Atualizado: 15 de mai.

Berenice C. Wilke


A doença celíaca é uma condição autoimune desencadeada pelo consumo de glúten — proteína presente no trigo, centeio e cevada, além de derivados como o malte.


A aveia ocupa uma posição particular nessa discussão, já que frequentemente sofre contaminação cruzada e contém avenina, proteína da mesma família das prolaminas do glúten, que pode desencadear resposta imunológica em parte dos pacientes.


Quando me formei em medicina, ela era considerada uma doença relativamente rara, geralmente diagnosticada na infância, principalmente em crianças que apresentavam diarreia crônica, emagrecimento e dificuldade de crescimento após a introdução das farinhas na alimentação.


Hoje sabemos que a doença celíaca pode surgir em qualquer idade e apresentar manifestações bastante variáveis.


👉 Ela não é apenas uma doença intestinal, mas uma condição sistêmica, capaz de afetar múltiplos órgãos e sistemas do corpo.
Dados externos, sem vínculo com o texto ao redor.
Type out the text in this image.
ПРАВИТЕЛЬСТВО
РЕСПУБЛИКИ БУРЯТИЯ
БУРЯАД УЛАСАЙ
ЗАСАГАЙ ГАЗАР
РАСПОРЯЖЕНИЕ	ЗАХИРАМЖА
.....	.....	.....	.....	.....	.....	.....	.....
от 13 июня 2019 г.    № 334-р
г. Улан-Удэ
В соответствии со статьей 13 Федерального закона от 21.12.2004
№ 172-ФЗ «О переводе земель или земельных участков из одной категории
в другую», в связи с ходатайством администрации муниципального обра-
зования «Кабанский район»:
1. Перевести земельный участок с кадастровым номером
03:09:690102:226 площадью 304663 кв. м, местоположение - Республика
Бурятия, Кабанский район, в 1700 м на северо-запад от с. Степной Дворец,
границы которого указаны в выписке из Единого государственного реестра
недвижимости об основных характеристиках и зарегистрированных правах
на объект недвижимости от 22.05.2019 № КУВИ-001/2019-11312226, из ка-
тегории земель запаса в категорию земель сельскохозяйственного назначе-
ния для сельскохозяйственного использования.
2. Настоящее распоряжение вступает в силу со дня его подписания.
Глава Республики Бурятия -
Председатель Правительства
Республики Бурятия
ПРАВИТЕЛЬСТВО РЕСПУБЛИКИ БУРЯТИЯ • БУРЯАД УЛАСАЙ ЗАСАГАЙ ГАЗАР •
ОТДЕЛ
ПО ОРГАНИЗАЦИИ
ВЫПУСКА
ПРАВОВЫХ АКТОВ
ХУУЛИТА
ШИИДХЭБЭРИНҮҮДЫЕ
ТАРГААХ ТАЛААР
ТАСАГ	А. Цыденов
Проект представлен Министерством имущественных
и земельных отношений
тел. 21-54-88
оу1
Em pessoas geneticamente predispostas, o contato com o glúten ativa o sistema imune e desencadeia um processo inflamatório crônico no intestino delgado, levando à lesão das vilosidades intestinais — estruturas responsáveis pela absorção de nutrientes.


Prevalência

A doença celíaca não é considerada rara.


Hoje, estima-se que acometa aproximadamente 1% da população mundial, embora muitos casos ainda permaneçam sem diagnóstico.


Os estudos também mostram que sua prevalência vem aumentando nas últimas décadas e que a doença pode surgir em qualquer idade, muitas vezes com manifestações muito diferentes das formas clássicas descritas antigamente.


Doença genética e ambiental

A doença celíaca é considerada uma condição multifatorial, resultante da interação entre predisposição genética e fatores ambientais.


O glúten é o principal desencadeador da doença, mas sua presença isoladamente não explica por que algumas pessoas desenvolvem doença celíaca e outras não — mesmo consumindo glúten durante toda a vida.


👉 Isso mostra que o desenvolvimento da doença depende de uma combinação complexa de fatores genéticos, imunológicos e ambientais.


Os estudos demonstram que a maior parte dos pacientes apresenta genes específicos relacionados ao sistema HLA, especialmente HLA-DQ2 e HLA-DQ8, que aumentam a suscetibilidade à doença.


Além desses, outras variantes genéticas também parecem participar do risco aumentado de desenvolvimento da doença celíaca.


No entanto, genética sozinha não explica tudo.


Muitos indivíduos geneticamente predispostos nunca desenvolverão a doença, enquanto outros podem manifestá-la apenas na vida adulta, mesmo após décadas de consumo de glúten sem sintomas aparentes.


👉 Um dos pontos mais estudados atualmente é justamente entender como ocorre a perda de tolerância imunológica ao glúten.


A teoria mais aceita hoje sugere que fatores ambientais — incluindo infecções, alterações da microbiota intestinal, permeabilidade intestinal aumentada e modificações do sistema imune — possam alterar o equilíbrio imunológico em indivíduos predispostos, fazendo com que o glúten deixe de ser tolerado pelo organismo e passe a desencadear uma resposta inflamatória autoimune.


História familiar importa

Por possuir forte influência genética, a doença celíaca pode acometer múltiplos membros da mesma família.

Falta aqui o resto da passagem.